The authors evaluate the performance of Lance, a unified multimodal model with 3B activated parameters, across image generation, video generation, image editing, and video understanding tasks. Results show that Lance achieves competitive or top-tier performance compared to larger models on benchmarks for image and video generation, while also demonstrating strong capabilities in image editing and video understanding. The model's performance is further enhanced by multi-task training and a modality-aware positional encoding mechanism. The authors analyze the impact of training data composition and model scaling, showing that increasing training tokens improves prompt alignment, visual fidelity, and temporal consistency. Lance achieves top-tier performance on image generation benchmarks despite having significantly fewer parameters than competing models. Lance demonstrates strong multimodal editing capabilities, particularly in preserving structural coherence and realistic textures in both images and videos. The model's performance improves with increased training tokens and benefits from multi-task training, indicating the effectiveness of shared learning across different modalities and tasks.

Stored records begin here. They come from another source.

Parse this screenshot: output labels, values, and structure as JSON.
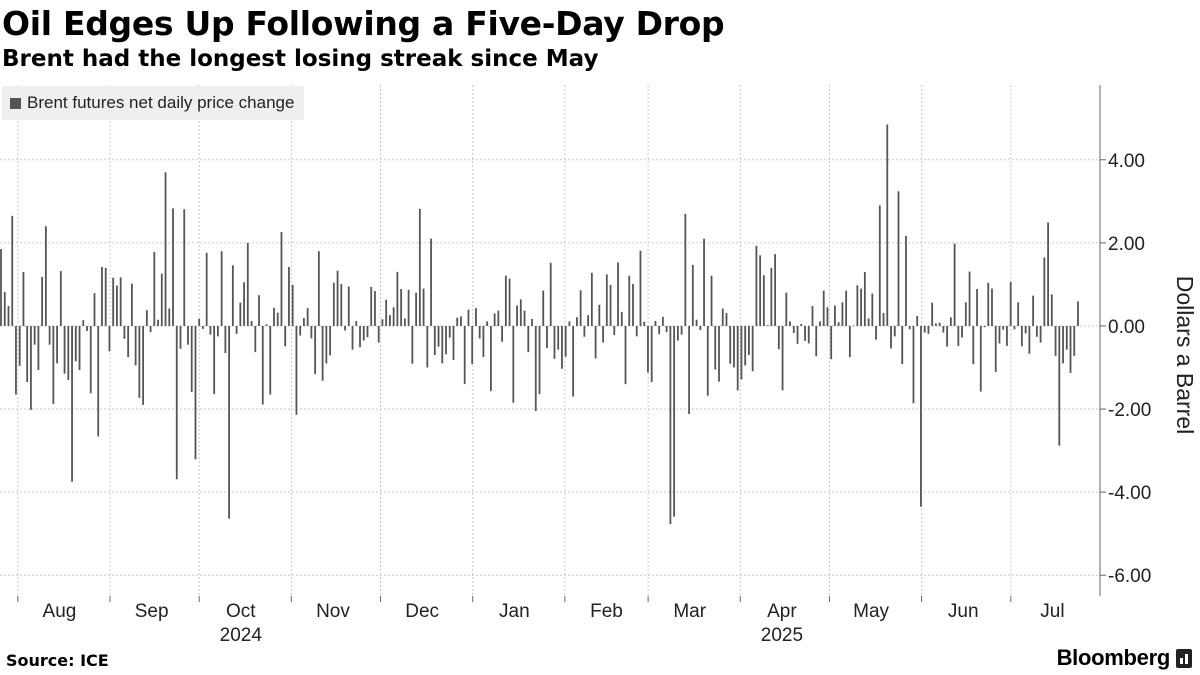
{
  "header": {
    "title": "Oil Edges Up Following a Five-Day Drop",
    "subtitle": "Brent had the longest losing streak since May"
  },
  "footer": {
    "source": "Source: ICE",
    "brand": "Bloomberg"
  },
  "colors": {
    "bar": "#555555",
    "grid": "#c8c8c8",
    "axis": "#666666",
    "legend_bg": "#efefef"
  },
  "chart_data": {
    "type": "bar",
    "title": "Oil Edges Up Following a Five-Day Drop",
    "subtitle": "Brent had the longest losing streak since May",
    "ylabel": "Dollars a Barrel",
    "ylim": [
      -6.5,
      5.8
    ],
    "yticks": [
      4,
      2,
      0,
      -2,
      -4,
      -6
    ],
    "ytick_labels": [
      "4.00",
      "2.00",
      "0.00",
      "-2.00",
      "-4.00",
      "-6.00"
    ],
    "x_range": [
      "2024-07-26",
      "2025-07-31"
    ],
    "x_month_labels": [
      {
        "label": "Aug",
        "date": "2024-08-15"
      },
      {
        "label": "Sep",
        "date": "2024-09-15"
      },
      {
        "label": "Oct",
        "date": "2024-10-15"
      },
      {
        "label": "Nov",
        "date": "2024-11-15"
      },
      {
        "label": "Dec",
        "date": "2024-12-15"
      },
      {
        "label": "Jan",
        "date": "2025-01-15"
      },
      {
        "label": "Feb",
        "date": "2025-02-15"
      },
      {
        "label": "Mar",
        "date": "2025-03-15"
      },
      {
        "label": "Apr",
        "date": "2025-04-15"
      },
      {
        "label": "May",
        "date": "2025-05-15"
      },
      {
        "label": "Jun",
        "date": "2025-06-15"
      },
      {
        "label": "Jul",
        "date": "2025-07-15"
      }
    ],
    "x_year_labels": [
      {
        "label": "2024",
        "date": "2024-10-15"
      },
      {
        "label": "2025",
        "date": "2025-04-15"
      }
    ],
    "grid": true,
    "legend": {
      "position": "top-left"
    },
    "series": [
      {
        "name": "Brent futures net daily price change",
        "values": [
          1.85,
          0.82,
          0.48,
          2.65,
          -1.65,
          -0.96,
          1.3,
          -1.35,
          -2.02,
          -0.45,
          -1.06,
          1.18,
          2.4,
          -0.45,
          -1.88,
          -0.9,
          1.32,
          -1.15,
          -1.3,
          -3.75,
          -0.85,
          -1.06,
          0.14,
          -0.12,
          -1.62,
          0.79,
          -2.66,
          1.42,
          1.4,
          -0.61,
          1.16,
          0.97,
          1.17,
          -0.31,
          -0.75,
          1.02,
          -0.95,
          -1.73,
          -1.9,
          0.38,
          -0.15,
          1.78,
          0.15,
          1.26,
          3.7,
          0.42,
          2.83,
          -3.69,
          -0.55,
          2.81,
          -0.45,
          -1.59,
          -3.21,
          0.17,
          -0.07,
          1.76,
          -0.21,
          -1.64,
          -0.25,
          1.8,
          -0.65,
          -4.64,
          1.46,
          -0.19,
          0.56,
          1.05,
          2.0,
          0.12,
          -0.63,
          0.74,
          -1.89,
          0.04,
          -1.65,
          0.44,
          0.32,
          2.26,
          -0.49,
          1.42,
          0.99,
          -2.14,
          -0.23,
          0.19,
          0.43,
          -0.3,
          -1.16,
          1.8,
          -1.32,
          -0.9,
          -0.71,
          1.04,
          1.33,
          1.01,
          -0.11,
          0.95,
          -0.57,
          0.12,
          -0.51,
          -0.35,
          -0.27,
          0.94,
          0.84,
          -0.4,
          0.16,
          0.63,
          0.26,
          0.45,
          1.3,
          0.89,
          0.18,
          0.87,
          -0.91,
          0.8,
          2.82,
          0.9,
          -1.0,
          2.1,
          -0.7,
          -0.5,
          -0.9,
          -0.68,
          -0.28,
          -0.82,
          0.2,
          0.23,
          -1.4,
          0.39,
          -0.92,
          0.43,
          -0.3,
          -0.75,
          0.11,
          -1.57,
          0.3,
          0.37,
          -0.38,
          1.21,
          1.14,
          -1.85,
          0.49,
          0.64,
          0.37,
          -0.63,
          0.17,
          -2.05,
          -1.64,
          0.85,
          -0.53,
          1.52,
          -0.79,
          -0.57,
          -1.03,
          -0.74,
          0.11,
          -1.7,
          0.21,
          0.86,
          -0.26,
          0.26,
          1.28,
          -0.78,
          0.51,
          -0.4,
          1.24,
          0.99,
          -0.22,
          1.53,
          0.34,
          -1.4,
          1.21,
          1.01,
          -0.25,
          1.81,
          0.1,
          -1.12,
          -1.35,
          0.12,
          -0.2,
          0.22,
          -0.15,
          -4.77,
          -4.59,
          -0.35,
          -0.21,
          2.7,
          -2.12,
          1.47,
          0.15,
          -0.1,
          2.1,
          -1.68,
          1.21,
          -1.05,
          -1.34,
          0.42,
          0.31,
          -0.91,
          -1.0,
          -1.55,
          -1.29,
          -0.95,
          -0.7,
          -1.09,
          1.93,
          1.7,
          1.22,
          0.02,
          1.4,
          1.73,
          -0.56,
          -1.55,
          0.8,
          0.11,
          -0.17,
          -0.43,
          0.05,
          -0.36,
          -0.42,
          0.48,
          -0.73,
          0.11,
          0.85,
          0.45,
          -0.8,
          0.49,
          0.09,
          0.57,
          0.85,
          -0.75,
          0.01,
          0.98,
          0.9,
          1.3,
          0.18,
          0.78,
          -0.33,
          2.9,
          0.31,
          4.85,
          -0.54,
          -0.25,
          3.24,
          -0.92,
          2.17,
          -0.08,
          -1.86,
          0.24,
          -4.35,
          -0.16,
          -0.19,
          0.56,
          0.06,
          0.08,
          -0.16,
          -0.5,
          0.21,
          1.98,
          -0.48,
          -0.28,
          0.57,
          1.31,
          -0.92,
          0.89,
          -1.58,
          -0.03,
          1.04,
          0.9,
          -1.11,
          -0.42,
          -0.09,
          -0.48,
          1.06,
          -0.08,
          0.57,
          -0.49,
          -0.18,
          -0.67,
          0.73,
          -0.26,
          -0.4,
          1.65,
          2.49,
          0.76,
          -0.72,
          -2.88,
          -0.9,
          -0.57,
          -1.13,
          -0.72,
          0.59
        ]
      }
    ]
  }
}
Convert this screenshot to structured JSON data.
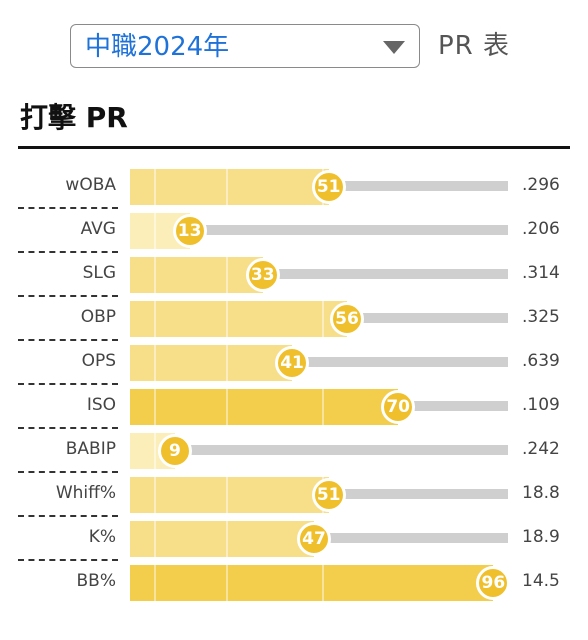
{
  "header": {
    "season_select": {
      "value": "中職2024年",
      "icon": "chevron-down-icon"
    },
    "pr_label": "PR 表"
  },
  "section": {
    "title": "打擊 PR"
  },
  "colors": {
    "pr_low": "#fbeeb8",
    "pr_mid": "#f7df8a",
    "pr_high": "#f3cd4c",
    "badge": "#f0c02c",
    "track": "#cfcfcf",
    "link": "#1f72d8"
  },
  "rows": [
    {
      "label": "wOBA",
      "pr": 51,
      "value": ".296"
    },
    {
      "label": "AVG",
      "pr": 13,
      "value": ".206"
    },
    {
      "label": "SLG",
      "pr": 33,
      "value": ".314"
    },
    {
      "label": "OBP",
      "pr": 56,
      "value": ".325"
    },
    {
      "label": "OPS",
      "pr": 41,
      "value": ".639"
    },
    {
      "label": "ISO",
      "pr": 70,
      "value": ".109"
    },
    {
      "label": "BABIP",
      "pr": 9,
      "value": ".242"
    },
    {
      "label": "Whiff%",
      "pr": 51,
      "value": "18.8"
    },
    {
      "label": "K%",
      "pr": 47,
      "value": "18.9"
    },
    {
      "label": "BB%",
      "pr": 96,
      "value": "14.5"
    }
  ]
}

The authors evaluate a compact 3B-parameter unified multimodal model across image and video generation, editing, and understanding tasks to validate its cross-modal versatility and architectural efficiency. Benchmark assessments confirm that the model delivers top-tier performance among unified architectures, effectively balancing high-fidelity generation with robust understanding while surpassing larger specialized baselines. Ablation and comparative analyses further demonstrate that multi-task training and modality-aware positional encoding consistently improve cross-task alignment, structural coherence, and temporal consistency. These qualitative findings collectively indicate that shared learning across diverse modalities generates strong synergistic effects, allowing a streamlined model to maintain competitive performance without sacrificing visual or semantic fidelity.